Friday, October 19, 2012

Betsy Hearne Presentation on October 10

by Frank Boles

Professor Elizabeth “Betsy” Hearne spoke at the Library on October 10 presenting a speech entitled, “Fooling Around With Stories: Children’s Books, Oral Lore, and the Playful Imagination.” It was indeed a wonderful evening of fooling around with the auditorium filled with listeners enthralled by Professor Hearn’s mix of entertaining storytelling, deep insight into children’s books, and profound sense of fun.

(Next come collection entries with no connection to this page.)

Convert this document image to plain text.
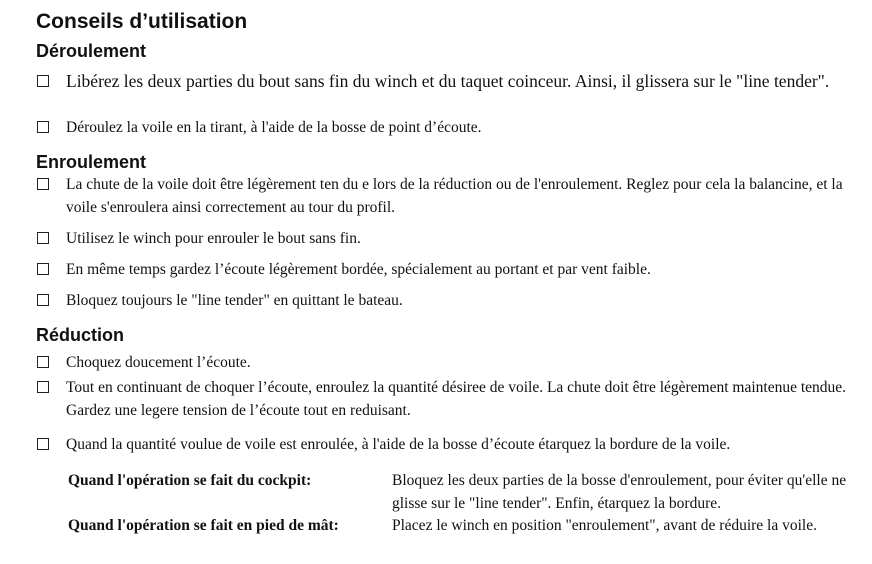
Conseils d’utilisation
Déroulement
Libérez les deux parties du bout sans fin du winch et du taquet coinceur. Ainsi, il glissera sur le "line tender".
Déroulez la voile en la tirant, à l'aide de la bosse de point d’écoute.
Enroulement
La chute de la voile doit être légèrement ten du e lors de la réduction ou de l'enroulement. Reglez pour cela la balancine, et la voile s'enroulera ainsi correctement au tour du profil.
Utilisez le winch pour enrouler le bout sans fin.
En même temps gardez l’écoute légèrement bordée, spécialement au portant et par vent faible.
Bloquez toujours le "line tender" en quittant le bateau.
Réduction
Choquez doucement l’écoute.
Tout en continuant de choquer l’écoute, enroulez la quantité désiree de voile. La chute doit être légèrement maintenue tendue. Gardez une legere tension de l’écoute tout en reduisant.
Quand la quantité voulue de voile est enroulée, à l'aide de la bosse d’écoute étarquez la bordure de la voile.
Quand l'opération se fait du cockpit:	Bloquez les deux parties de la bosse d'enroulement, pour éviter qu'elle ne glisse sur le "line tender". Enfin, étarquez la bordure.
Quand l'opération se fait en pied de mât:	Placez le winch en position "enroulement", avant de réduire la voile.
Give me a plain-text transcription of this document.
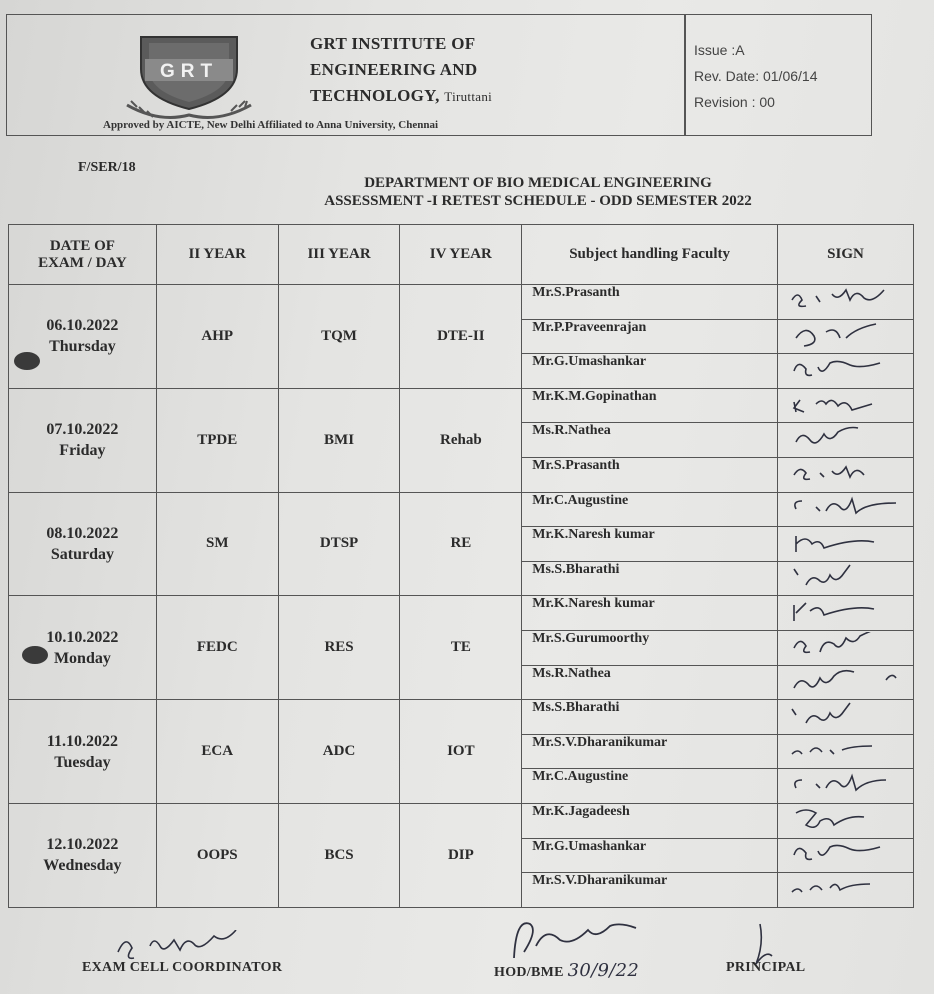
GRT
GRT INSTITUTE OF
ENGINEERING AND
TECHNOLOGY, Tiruttani
Approved by AICTE, New Delhi Affiliated to Anna University, Chennai
Issue :A
Rev. Date: 01/06/14
Revision : 00
F/SER/18
DEPARTMENT OF BIO MEDICAL ENGINEERING
ASSESSMENT -I RETEST SCHEDULE - ODD SEMESTER 2022
DATE OF
EXAM / DAY	II YEAR	III YEAR	IV YEAR	Subject handling Faculty	SIGN

06.10.2022
Thursday	AHP	TQM	DTE-II	Mr.S.Prasanth	
				Mr.P.Praveenrajan	
				Mr.G.Umashankar	

07.10.2022
Friday	TPDE	BMI	Rehab	Mr.K.M.Gopinathan	
				Ms.R.Nathea	
				Mr.S.Prasanth	

08.10.2022
Saturday	SM	DTSP	RE	Mr.C.Augustine	
				Mr.K.Naresh kumar	
				Ms.S.Bharathi	

10.10.2022
Monday	FEDC	RES	TE	Mr.K.Naresh kumar	
				Mr.S.Gurumoorthy	
				Ms.R.Nathea	

11.10.2022
Tuesday	ECA	ADC	IOT	Ms.S.Bharathi	
				Mr.S.V.Dharanikumar	
				Mr.C.Augustine	

12.10.2022
Wednesday	OOPS	BCS	DIP	Mr.K.Jagadeesh	
				Mr.G.Umashankar	
				Mr.S.V.Dharanikumar	
EXAM CELL COORDINATOR	HOD/BME 30/9/22	PRINCIPAL
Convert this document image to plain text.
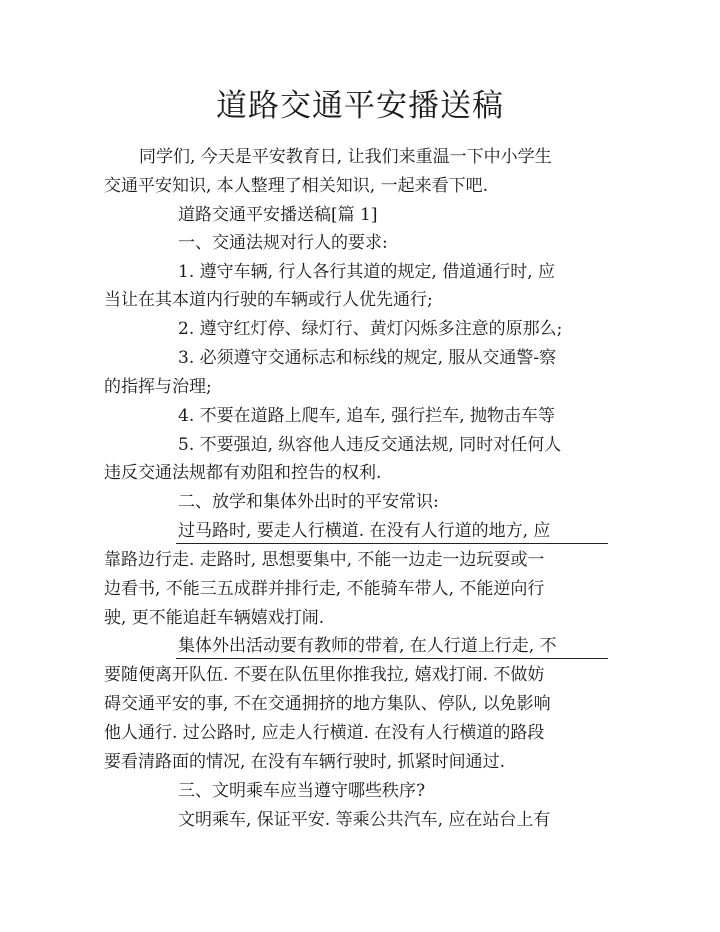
道路交通平安播送稿

同学们, 今天是平安教育日, 让我们来重温一下中小学生

交通平安知识, 本人整理了相关知识, 一起来看下吧.

道路交通平安播送稿[篇 1]

一、交通法规对行人的要求:

1. 遵守车辆, 行人各行其道的规定, 借道通行时, 应

当让在其本道内行驶的车辆或行人优先通行;

2. 遵守红灯停、绿灯行、黄灯闪烁多注意的原那么;

3. 必须遵守交通标志和标线的规定, 服从交通警-察

的指挥与治理;

4. 不要在道路上爬车, 追车, 强行拦车, 抛物击车等

5. 不要强迫, 纵容他人违反交通法规, 同时对任何人

违反交通法规都有劝阻和控告的权利.

二、放学和集体外出时的平安常识:

过马路时, 要走人行横道. 在没有人行道的地方, 应

靠路边行走. 走路时, 思想要集中, 不能一边走一边玩耍或一

边看书, 不能三五成群并排行走, 不能骑车带人, 不能逆向行

驶, 更不能追赶车辆嬉戏打闹.

集体外出活动要有教师的带着, 在人行道上行走, 不

要随便离开队伍. 不要在队伍里你推我拉, 嬉戏打闹. 不做妨

碍交通平安的事, 不在交通拥挤的地方集队、停队, 以免影响

他人通行. 过公路时, 应走人行横道. 在没有人行横道的路段

要看清路面的情况, 在没有车辆行驶时, 抓紧时间通过.

三、文明乘车应当遵守哪些秩序?

文明乘车, 保证平安. 等乘公共汽车, 应在站台上有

For one student in particular, it was also a wonderful learning moment. As part of her presentation, Professor Hearne talked about the large number of children’s stories that include an element of risk. Whether chased by witches or wolves, abused by evil step-mothers or abandoned by overburdened caretakers, terrible things often happen to children in stories. These terrible occurrences, however, are important in that the stories give children a safe place to work through their own fears. Learning how to deal with fears and difficult situations is part of a child’s “work,” and stories with simply awful occurrences in them help children undertake that process in a way that might be impossible in the real world.

At the reception following the presentation, Professor Hearne was engaged in discussion by a graduate student from Indonesia. The discussion was long and intense. Driving Professor Hearne back to her hotel, I asked about it. The lecture had given a student a new way to understand the importance of children’s stories. Children’s tales in Indonesia rarely include the kind of gruesome occurrences routinely found in Western stories. Indonesian stories, reported the graduate student, are happy tales intended to make children feel safe, not to cause them potential worry. Professor Hearne’s presentation opened to this student an entirely new way of thinking about children’s stories; something the student enthusiastically looked forward to taking back with her to Indonesia after completing her studies in the United States.

Part of the Library’s mission is to enlighten and inform. Based on the conservation between Professor Hearne and the graduate student, I think we did our job particularly well on the 10th. I am deeply grateful to Eunice Burgess, who made this presentation possible through a generous gift that created the David M. and Eunice Sutherland Burgess endowment. Funds from this endowment made it possible to bring Professor Hearne to campus, and resulted in a marvelous learning experience for a student – the magic the Library exists to make possible.